Atlantic Ocean, USA - Tommy Kankowski
My Watermark is Long Beach Island, US.
I grew up on the mainland across from of Long Beach Island. While I didn't live directly on the island, my most vibrant memories are from the summers I spent working there.
I was a Beach Badge Checker for most of those summers, an amazing summer job for a 14 year old. We would walk up and down the beach to make sure all of the tourists had their Beach Badge, which was essentially their permit to be on the beach.
One of the perks of the job was in between rounds, we were able to swim and soak up the sun. One day, a group of us were taking a swim break when the lifeguard blew his whistle to call everyone out of the water. Thanks to our youth and perceived status as Beach Badge Checkers, we didn’t think this applied to us, so we ignored it. When the dolphin swam past we realized that maybe we should get out of the water. We did get in trouble for potentially endangering the dolphin, but that was also the day I swam with a wild dolphin. Definitely worth the slap on the wrist.
For such a sunny tourist beach destination, the island’s weather certainly had an impact on my time there. The weather was particularly memorable on the days when as a result of shifting winds, the flies would get so bad we would end up getting sent home from work. They did try to spray for them, but I distinctly remember a day when a friend had her legs absolutely covered in green-heads and black-heads. There was also the time as a result of a slow overcast day, one particular oddball of a lifeguard, appropriately nicknamed “Smiley,” was determined to catch a seagull and enlisted our help. He didn’t succeed that day, though I heard rumours he managed to do it eventually.
Even when the weather was clear and beautiful, I could be caught off guard. My regular responsibilities as a Beach Badge Checker included patrolling up and down the beach, so I became very familiar with the normal sights and sounds. Dead jellyfish were fairly common sight along the beach but I’ll never forget the day I learned they could also make a sound. I’d had plenty of experiences swimming with the live version with no issue, but unfortunately didn’t know this dead one was there until I put the full weight of my foot down on it. I’ll never forget the sensation of exploding jellyfish. It made a sound when it popped; I could not stop gagging.

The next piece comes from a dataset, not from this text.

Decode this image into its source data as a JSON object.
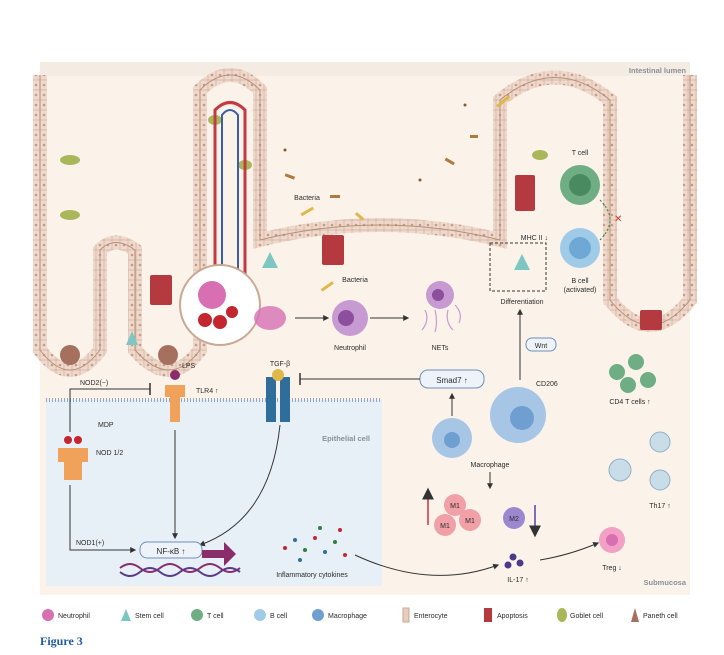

In my final year working on the island, I had more than a few tense moments with the weather; driving my little car through the regular flooding the island experienced. Because Long Beach Island is so far below sea level, the island would practically drown in a few feet of water every time it rained.

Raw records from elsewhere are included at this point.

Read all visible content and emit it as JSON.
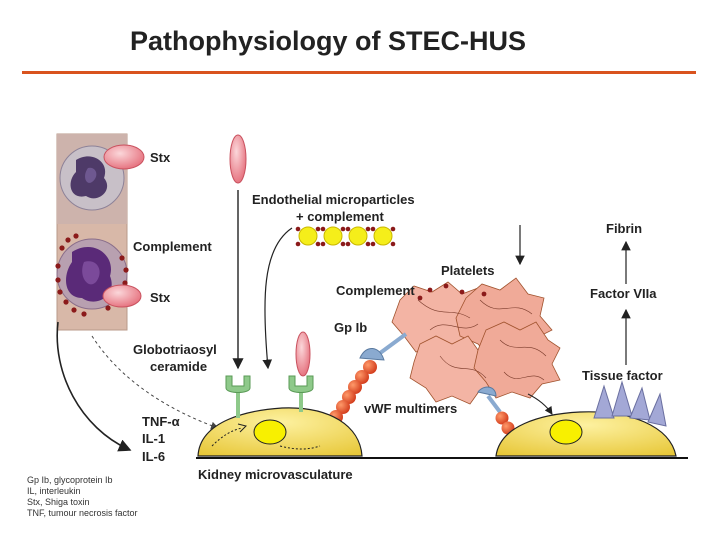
{
  "title": "Pathophysiology of STEC-HUS",
  "labels": {
    "stx_top": "Stx",
    "complement_left": "Complement",
    "stx_bottom": "Stx",
    "globotriaosyl_line1": "Globotriaosyl",
    "globotriaosyl_line2": "ceramide",
    "endothelial_line1": "Endothelial microparticles",
    "endothelial_line2": "+ complement",
    "platelets": "Platelets",
    "complement_platelets": "Complement",
    "gp_ib": "Gp Ib",
    "vwf": "vWF multimers",
    "fibrin": "Fibrin",
    "factor_viia": "Factor VIIa",
    "tissue_factor": "Tissue factor",
    "tnf": "TNF-α",
    "il1": "IL-1",
    "il6": "IL-6",
    "kidney": "Kidney microvasculature"
  },
  "abbreviations": [
    "Gp Ib, glycoprotein Ib",
    "IL, interleukin",
    "Stx, Shiga toxin",
    "TNF, tumour necrosis factor"
  ],
  "colors": {
    "title_rule": "#d9531e",
    "toxin": "#e77b86",
    "vwf_beads": "#e8502a",
    "cell_body": "#f4e050",
    "nucleus": "#f8f000",
    "receptor": "#8ec98a",
    "platelet": "#f3b4a4",
    "microparticle": "#f5ee1a",
    "complement_dot": "#8b1a1a",
    "tissue_factor": "#a3a8d6"
  }
}
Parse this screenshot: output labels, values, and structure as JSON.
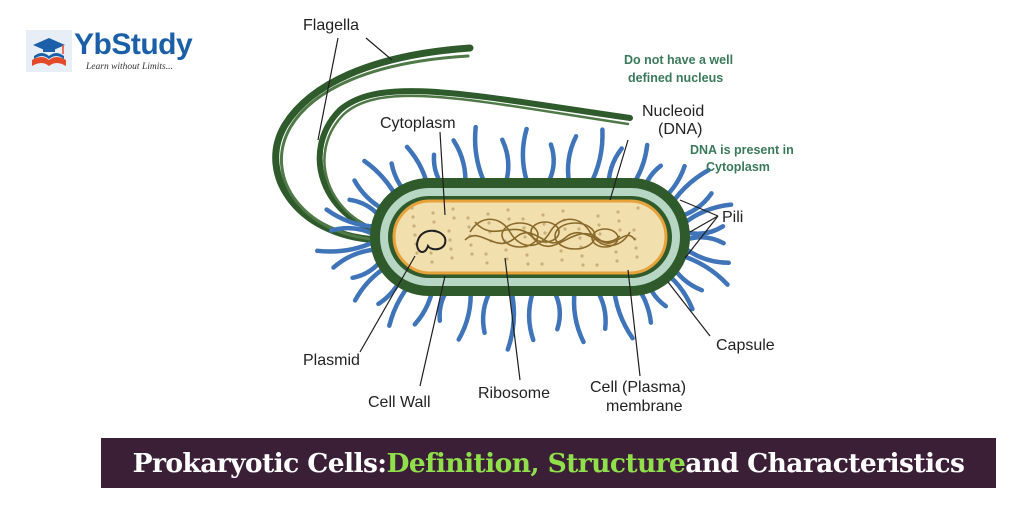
{
  "logo": {
    "brand": "YbStudy",
    "tagline": "Learn without Limits...",
    "icon": "graduation-cap-book-icon"
  },
  "diagram": {
    "labels": {
      "flagella": "Flagella",
      "cytoplasm": "Cytoplasm",
      "nucleoid_line1": "Nucleoid",
      "nucleoid_line2": "(DNA)",
      "pili": "Pili",
      "capsule": "Capsule",
      "plasmid": "Plasmid",
      "cell_wall": "Cell Wall",
      "ribosome": "Ribosome",
      "membrane_line1": "Cell (Plasma)",
      "membrane_line2": "membrane"
    },
    "notes": {
      "nucleus_line1": "Do not have a well",
      "nucleus_line2": "defined nucleus",
      "dna_line1": "DNA is present in",
      "dna_line2": "Cytoplasm"
    },
    "colors": {
      "capsule": "#2f5a2c",
      "cell_wall": "#b7d6c4",
      "cytoplasm": "#f2dfae",
      "membrane": "#e7a23a",
      "pili": "#3f74b8",
      "flagella": "#2f5a2c",
      "note_text": "#3a7a5a"
    }
  },
  "banner": {
    "part1": "Prokaryotic Cells: ",
    "part2": "Definition, Structure",
    "part3": " and Characteristics",
    "background": "#3b1f36",
    "accent": "#8fe04a"
  }
}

The weather, the wildlife and the water on the island made its mark on my teenage years. As an adult, I can’t help but reflect on it. There was concern for the dolphins, but not flies or seagulls; you can’t get rid of the jellyfish so you know to be gentle so they don’t sting (or pop). The motivation seems to stem from how the island affected us and our experience, not the other way around. Because of the constant flooding and rising sea levels due to climate change, I worry about the island being around for my entire lifetime. I now often wonder which hurricane or storm will be the big one to finally swallow the island whole.
I also wonder how much it would take to keep it from being swallowed up by the ocean. It’s an incredibly profitable place both for the locals and the state of New Jersey. Again, that’s not the best motivation. Instead, the motivation to take care of the island should come from the incredibly fond memories, not just from me, but from everyone who has experienced the thin, 18-mile stretch of beach.